Courtesy of the “Early Releases” virtual shelf in the Apple TV Movies section, this week’s film is International Falls, starring Rachel Harris and Rob Huebel.   Winning several jury awards at small film festivals, International Falls is the directing debut of Amber McGinnis, a writer and theater artist whose passion is fueled by the truth and authenticity of her storytelling.  The film is based in the northern snow bound region of the Minnesota-Canadian border, in a town with a population of 6,424 –if they counted on a summer day during a pie festival.  In the dead of winter, its Main Street looks like our historic district on quarantine, only with a bigger bear statute- Smokey the bear.  This is a place where sweaters reign over fashion, friends still buy each other used books, and hotel lounges only get acts you’ve never heard of.  So when Dee, a hotel clerk, discovers her husband is cheating on her, she dives head first into the path of a traveling comedian currently booked in her hotel bar.  But what she doesn’t know is that the caustic jester is going through his own anti-comedic catharsis, so she just doubled down on being trapped in crisis rather than finding her escape hatch.  The acting is raw; realism to the point of awkwardness.  Ms. McGinnis stays true to her passion and delivers a portrait of mid-life crisis with pure honesty and at times piercing dialogue.  In the vocabulary of the old Sundance Film Festival guide, the synopsis might read: “Poignant, original narrative on adult trauma; refreshingly nonjudgmental; and daringly acted delivering heart felt humor in crisis.”   For most listeners, that means run away. 

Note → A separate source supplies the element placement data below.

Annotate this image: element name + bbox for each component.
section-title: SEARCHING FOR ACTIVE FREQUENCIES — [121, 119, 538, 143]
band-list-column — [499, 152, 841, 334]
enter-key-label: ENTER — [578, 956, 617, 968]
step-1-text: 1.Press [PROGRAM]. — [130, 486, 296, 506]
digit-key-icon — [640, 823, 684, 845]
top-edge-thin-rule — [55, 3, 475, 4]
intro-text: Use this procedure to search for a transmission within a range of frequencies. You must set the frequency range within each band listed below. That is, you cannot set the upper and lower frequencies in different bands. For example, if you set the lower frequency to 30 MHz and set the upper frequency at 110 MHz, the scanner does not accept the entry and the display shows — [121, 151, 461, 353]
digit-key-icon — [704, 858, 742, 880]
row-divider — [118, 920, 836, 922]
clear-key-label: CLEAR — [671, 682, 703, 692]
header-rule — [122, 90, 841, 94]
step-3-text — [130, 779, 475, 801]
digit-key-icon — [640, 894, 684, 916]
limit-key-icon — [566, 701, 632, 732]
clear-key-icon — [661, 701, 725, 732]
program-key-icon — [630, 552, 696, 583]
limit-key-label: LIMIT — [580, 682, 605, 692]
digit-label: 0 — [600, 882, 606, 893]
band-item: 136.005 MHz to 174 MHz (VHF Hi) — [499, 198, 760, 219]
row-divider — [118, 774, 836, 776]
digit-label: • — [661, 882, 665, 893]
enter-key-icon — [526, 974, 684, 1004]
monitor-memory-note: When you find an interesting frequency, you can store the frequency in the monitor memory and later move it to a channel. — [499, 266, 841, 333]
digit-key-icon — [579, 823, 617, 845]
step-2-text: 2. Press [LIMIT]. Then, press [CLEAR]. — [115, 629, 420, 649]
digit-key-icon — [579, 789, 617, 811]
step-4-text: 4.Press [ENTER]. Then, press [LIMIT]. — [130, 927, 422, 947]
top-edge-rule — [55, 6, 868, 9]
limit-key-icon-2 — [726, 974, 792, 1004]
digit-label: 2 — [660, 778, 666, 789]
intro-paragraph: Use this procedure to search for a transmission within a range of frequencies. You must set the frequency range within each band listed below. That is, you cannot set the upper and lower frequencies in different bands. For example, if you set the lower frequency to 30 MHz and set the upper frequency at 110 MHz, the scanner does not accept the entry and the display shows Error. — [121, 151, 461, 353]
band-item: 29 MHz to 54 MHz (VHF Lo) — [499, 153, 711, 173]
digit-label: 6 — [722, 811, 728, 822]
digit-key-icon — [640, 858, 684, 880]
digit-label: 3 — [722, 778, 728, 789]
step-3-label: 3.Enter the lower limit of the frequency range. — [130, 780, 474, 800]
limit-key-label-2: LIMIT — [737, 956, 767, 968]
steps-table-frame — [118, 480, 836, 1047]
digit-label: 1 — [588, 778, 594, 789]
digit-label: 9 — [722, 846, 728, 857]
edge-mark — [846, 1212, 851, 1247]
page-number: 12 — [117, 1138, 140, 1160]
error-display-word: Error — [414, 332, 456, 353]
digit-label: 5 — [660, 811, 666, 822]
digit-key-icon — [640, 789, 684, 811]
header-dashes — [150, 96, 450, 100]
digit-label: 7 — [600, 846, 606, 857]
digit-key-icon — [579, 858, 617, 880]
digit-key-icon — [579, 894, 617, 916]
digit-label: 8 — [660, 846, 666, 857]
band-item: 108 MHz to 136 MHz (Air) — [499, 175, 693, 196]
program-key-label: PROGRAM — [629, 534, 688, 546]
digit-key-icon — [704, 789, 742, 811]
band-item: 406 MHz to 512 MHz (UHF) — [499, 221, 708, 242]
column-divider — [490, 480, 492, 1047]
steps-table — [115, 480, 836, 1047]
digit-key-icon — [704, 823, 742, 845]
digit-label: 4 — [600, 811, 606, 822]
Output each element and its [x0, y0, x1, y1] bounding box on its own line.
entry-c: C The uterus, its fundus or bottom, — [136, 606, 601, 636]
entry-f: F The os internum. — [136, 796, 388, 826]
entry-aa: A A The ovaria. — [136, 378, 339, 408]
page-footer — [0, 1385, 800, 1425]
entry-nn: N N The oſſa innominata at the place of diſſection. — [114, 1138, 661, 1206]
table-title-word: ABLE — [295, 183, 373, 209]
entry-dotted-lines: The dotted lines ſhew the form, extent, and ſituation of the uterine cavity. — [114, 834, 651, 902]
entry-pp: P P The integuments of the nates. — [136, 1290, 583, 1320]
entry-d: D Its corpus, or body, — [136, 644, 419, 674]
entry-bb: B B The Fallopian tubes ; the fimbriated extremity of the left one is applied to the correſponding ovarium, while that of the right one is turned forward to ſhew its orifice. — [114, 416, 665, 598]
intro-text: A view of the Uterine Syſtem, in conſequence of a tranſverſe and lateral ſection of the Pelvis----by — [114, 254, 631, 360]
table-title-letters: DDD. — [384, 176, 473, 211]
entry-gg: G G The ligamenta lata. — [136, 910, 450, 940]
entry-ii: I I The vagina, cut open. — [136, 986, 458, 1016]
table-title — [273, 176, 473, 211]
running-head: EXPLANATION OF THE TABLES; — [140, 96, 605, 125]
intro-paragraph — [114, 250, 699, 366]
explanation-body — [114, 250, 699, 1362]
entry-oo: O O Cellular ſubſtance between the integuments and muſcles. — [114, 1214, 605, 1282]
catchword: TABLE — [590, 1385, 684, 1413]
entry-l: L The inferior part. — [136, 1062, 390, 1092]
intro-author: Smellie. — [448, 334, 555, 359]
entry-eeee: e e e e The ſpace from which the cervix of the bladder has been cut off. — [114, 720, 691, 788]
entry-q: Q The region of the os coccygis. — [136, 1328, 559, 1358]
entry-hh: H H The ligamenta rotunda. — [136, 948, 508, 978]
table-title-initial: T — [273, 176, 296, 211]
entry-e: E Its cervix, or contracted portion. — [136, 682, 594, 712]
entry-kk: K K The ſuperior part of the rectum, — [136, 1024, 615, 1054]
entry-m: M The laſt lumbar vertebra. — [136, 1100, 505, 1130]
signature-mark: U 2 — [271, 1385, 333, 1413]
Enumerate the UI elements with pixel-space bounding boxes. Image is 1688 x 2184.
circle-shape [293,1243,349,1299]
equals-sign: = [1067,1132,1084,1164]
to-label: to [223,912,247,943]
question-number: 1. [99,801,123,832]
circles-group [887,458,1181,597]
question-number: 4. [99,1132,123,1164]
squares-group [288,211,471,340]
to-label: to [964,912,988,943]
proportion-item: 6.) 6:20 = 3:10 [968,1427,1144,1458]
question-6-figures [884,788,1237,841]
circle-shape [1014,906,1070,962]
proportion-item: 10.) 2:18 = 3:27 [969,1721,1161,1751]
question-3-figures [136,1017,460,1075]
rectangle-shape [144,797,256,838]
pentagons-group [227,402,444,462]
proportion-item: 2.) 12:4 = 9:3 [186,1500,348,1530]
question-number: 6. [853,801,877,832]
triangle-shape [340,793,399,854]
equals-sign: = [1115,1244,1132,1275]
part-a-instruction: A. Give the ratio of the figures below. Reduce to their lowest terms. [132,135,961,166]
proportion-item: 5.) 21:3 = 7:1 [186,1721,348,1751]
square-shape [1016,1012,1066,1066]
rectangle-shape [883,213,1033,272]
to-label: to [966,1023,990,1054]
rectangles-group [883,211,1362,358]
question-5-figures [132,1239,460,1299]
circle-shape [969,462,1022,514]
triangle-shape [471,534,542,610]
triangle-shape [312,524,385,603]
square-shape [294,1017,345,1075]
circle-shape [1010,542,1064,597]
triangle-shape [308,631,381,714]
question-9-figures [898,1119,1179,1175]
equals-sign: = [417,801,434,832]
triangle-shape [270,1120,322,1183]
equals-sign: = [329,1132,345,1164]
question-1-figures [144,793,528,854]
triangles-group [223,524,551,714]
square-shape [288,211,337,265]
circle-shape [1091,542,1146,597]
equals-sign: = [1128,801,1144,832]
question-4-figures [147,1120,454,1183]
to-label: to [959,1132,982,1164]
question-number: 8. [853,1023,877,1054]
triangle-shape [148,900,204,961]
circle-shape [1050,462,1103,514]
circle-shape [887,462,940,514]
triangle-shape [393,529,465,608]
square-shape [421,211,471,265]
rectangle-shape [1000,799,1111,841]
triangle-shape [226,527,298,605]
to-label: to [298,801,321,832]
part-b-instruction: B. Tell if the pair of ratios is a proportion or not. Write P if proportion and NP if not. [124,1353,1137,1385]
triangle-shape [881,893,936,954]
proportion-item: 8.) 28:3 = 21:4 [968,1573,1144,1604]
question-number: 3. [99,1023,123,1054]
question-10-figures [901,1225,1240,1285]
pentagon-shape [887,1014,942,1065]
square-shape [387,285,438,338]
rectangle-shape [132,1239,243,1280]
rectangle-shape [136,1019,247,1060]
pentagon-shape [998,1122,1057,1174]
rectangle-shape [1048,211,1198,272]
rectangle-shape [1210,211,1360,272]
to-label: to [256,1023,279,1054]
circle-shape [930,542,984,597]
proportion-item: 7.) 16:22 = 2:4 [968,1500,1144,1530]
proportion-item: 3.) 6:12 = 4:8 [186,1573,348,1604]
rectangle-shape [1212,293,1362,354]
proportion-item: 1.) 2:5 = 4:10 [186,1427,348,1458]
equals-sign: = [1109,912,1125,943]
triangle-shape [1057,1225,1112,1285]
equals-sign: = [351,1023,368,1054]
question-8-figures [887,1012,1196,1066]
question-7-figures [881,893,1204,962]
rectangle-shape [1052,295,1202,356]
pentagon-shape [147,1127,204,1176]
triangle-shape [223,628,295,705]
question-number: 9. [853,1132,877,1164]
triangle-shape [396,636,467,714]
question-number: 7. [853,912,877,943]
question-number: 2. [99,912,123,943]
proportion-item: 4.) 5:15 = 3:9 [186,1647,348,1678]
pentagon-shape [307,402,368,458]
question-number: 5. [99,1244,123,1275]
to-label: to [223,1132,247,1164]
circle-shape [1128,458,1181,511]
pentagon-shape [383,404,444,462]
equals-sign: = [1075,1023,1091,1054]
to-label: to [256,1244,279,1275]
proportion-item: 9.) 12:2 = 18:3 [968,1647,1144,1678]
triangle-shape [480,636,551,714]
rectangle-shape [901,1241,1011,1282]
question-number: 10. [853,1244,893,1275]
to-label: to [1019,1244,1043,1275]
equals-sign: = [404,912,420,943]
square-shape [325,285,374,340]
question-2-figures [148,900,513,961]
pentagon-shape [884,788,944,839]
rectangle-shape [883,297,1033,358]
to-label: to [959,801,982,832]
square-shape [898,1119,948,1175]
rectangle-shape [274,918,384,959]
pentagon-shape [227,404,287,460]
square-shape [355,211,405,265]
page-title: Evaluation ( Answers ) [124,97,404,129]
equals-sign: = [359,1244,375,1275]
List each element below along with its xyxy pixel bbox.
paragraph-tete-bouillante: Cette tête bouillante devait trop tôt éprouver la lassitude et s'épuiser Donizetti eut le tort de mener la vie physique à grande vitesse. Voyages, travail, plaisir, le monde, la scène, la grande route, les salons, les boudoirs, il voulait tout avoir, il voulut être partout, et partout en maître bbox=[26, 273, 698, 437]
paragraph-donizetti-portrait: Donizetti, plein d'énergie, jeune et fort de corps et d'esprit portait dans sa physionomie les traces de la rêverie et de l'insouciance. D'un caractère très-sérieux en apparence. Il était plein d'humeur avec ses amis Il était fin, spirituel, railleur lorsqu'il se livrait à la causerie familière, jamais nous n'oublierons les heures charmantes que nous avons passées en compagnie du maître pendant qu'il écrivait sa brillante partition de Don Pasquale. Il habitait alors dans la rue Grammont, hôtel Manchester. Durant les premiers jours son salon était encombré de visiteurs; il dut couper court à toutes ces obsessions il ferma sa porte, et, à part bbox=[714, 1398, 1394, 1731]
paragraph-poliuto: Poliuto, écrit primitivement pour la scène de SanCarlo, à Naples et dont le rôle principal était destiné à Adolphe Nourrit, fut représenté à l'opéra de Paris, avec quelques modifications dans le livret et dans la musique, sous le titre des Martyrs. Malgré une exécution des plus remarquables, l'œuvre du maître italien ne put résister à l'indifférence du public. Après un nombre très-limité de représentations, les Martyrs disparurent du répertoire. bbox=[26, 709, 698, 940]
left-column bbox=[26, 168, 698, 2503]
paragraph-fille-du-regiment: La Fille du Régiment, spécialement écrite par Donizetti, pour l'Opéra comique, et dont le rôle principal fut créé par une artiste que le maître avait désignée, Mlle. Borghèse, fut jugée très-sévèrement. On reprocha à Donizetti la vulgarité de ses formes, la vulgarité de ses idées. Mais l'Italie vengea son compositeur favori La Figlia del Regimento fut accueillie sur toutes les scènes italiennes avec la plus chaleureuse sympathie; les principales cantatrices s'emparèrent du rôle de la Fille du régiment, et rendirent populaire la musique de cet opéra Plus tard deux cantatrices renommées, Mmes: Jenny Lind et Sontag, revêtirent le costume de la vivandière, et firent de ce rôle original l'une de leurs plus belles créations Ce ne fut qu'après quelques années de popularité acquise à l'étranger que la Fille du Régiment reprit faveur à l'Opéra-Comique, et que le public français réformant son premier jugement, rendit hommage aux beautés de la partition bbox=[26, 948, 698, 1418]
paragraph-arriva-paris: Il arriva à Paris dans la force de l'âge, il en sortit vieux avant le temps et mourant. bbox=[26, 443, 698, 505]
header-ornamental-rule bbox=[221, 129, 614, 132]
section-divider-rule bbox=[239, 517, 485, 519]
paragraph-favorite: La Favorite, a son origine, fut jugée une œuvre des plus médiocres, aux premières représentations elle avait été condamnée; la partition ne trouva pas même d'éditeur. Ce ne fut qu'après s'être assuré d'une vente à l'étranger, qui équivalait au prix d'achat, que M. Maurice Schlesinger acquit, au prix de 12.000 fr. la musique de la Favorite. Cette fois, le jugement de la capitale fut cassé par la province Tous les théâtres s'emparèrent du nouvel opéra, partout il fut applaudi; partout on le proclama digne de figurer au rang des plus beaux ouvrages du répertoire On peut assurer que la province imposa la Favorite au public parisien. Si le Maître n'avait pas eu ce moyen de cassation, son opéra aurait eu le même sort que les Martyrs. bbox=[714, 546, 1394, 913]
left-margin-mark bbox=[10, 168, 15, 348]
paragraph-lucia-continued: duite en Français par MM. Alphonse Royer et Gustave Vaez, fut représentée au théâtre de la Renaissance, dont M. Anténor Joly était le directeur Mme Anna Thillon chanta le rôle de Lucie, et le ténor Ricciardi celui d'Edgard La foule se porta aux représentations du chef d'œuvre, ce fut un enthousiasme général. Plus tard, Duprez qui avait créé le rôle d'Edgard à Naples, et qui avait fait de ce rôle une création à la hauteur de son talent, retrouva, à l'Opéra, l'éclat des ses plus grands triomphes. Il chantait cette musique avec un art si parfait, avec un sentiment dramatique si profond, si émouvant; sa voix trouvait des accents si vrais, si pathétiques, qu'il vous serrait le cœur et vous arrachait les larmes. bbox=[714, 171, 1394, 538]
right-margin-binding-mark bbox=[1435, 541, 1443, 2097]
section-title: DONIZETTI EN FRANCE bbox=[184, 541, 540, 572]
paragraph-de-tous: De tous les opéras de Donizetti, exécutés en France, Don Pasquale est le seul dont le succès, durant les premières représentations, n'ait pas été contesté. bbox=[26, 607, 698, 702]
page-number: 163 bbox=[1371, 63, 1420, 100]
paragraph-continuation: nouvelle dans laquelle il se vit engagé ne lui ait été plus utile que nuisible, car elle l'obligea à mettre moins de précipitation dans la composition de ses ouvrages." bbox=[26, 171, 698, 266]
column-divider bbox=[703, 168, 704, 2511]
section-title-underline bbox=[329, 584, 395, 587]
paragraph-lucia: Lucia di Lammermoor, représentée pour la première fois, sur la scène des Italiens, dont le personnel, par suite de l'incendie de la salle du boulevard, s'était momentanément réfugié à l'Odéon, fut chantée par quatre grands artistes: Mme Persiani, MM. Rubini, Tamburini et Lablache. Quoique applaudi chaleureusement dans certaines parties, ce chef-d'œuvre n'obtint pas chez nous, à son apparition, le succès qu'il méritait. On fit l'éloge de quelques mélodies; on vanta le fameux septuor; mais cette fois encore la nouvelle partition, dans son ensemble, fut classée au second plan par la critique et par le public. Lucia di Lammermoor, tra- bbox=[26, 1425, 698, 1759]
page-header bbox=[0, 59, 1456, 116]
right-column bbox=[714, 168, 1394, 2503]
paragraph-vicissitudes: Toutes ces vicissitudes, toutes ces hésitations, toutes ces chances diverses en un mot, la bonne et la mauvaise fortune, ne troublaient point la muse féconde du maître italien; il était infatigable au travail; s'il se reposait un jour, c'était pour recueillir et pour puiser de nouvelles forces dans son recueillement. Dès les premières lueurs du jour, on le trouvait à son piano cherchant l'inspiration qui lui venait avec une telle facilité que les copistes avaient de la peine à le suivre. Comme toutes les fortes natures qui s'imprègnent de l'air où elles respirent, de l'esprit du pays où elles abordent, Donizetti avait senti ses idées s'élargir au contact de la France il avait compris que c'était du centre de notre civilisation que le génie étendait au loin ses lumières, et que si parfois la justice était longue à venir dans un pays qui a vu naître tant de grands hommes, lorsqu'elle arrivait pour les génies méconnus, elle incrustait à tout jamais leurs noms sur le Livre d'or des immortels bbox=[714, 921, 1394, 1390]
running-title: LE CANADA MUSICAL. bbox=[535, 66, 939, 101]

So, on my ski trail rating system, International Fall earns my new, qualified OFF-PISTE ski trail rating.   Like skiing in the trees on a non-powder day, this film is experts only.  If you’re willing to hike and shop for a few good turns in the honestly written script and clever use of the origins of comedy, you might conclude the effort was at least better than working.  So who would like this film?  Well, if you are say a writer/improv groupie/festival volunteer stuck with a cancelled SXSW ticket who just got laid off from your day job, and you feel deprived of weird, independent films to the degree you’re lying around thinking, “Hey, I’m in the mood for a slow, dark, quiet film with self-loathing on the scale of Sofia Coppola’s Somewhere or Lost in Translation  but only if it were like in Minnesota with comedians who actually weren’t that funny- yeah like The Secret Lives of Dentists meets Obvious Child only set in Fargo with really sad people.”   So if you’re that cinephile or a furloughed psychiatrist who due to cancellations of all non-emergency clients really misses the day to day stories of your clinically depressed clients, this film is for you.   On the other hand, do not mix this virtual depressant with severe anxiety attributed to COVID 19 isolation, or if you are the patient who was forced to cancel psychiatric counseling.   Instead, I’d recommend trying the John Hughes multi-pack which gets you three feel-good comedies for $5.99.

International Falls is not rated but would be rated R for language, triple awkward sex acts, middle-aged intimacy in crisis, excessive despair, despondent stand-up, and a comedian who mines her internal truths to share the humanity of salvaging small, wonderful doses of hope and humor stumbling through life.  

This is Mark Harrington for KPCW’s Friday Film Review.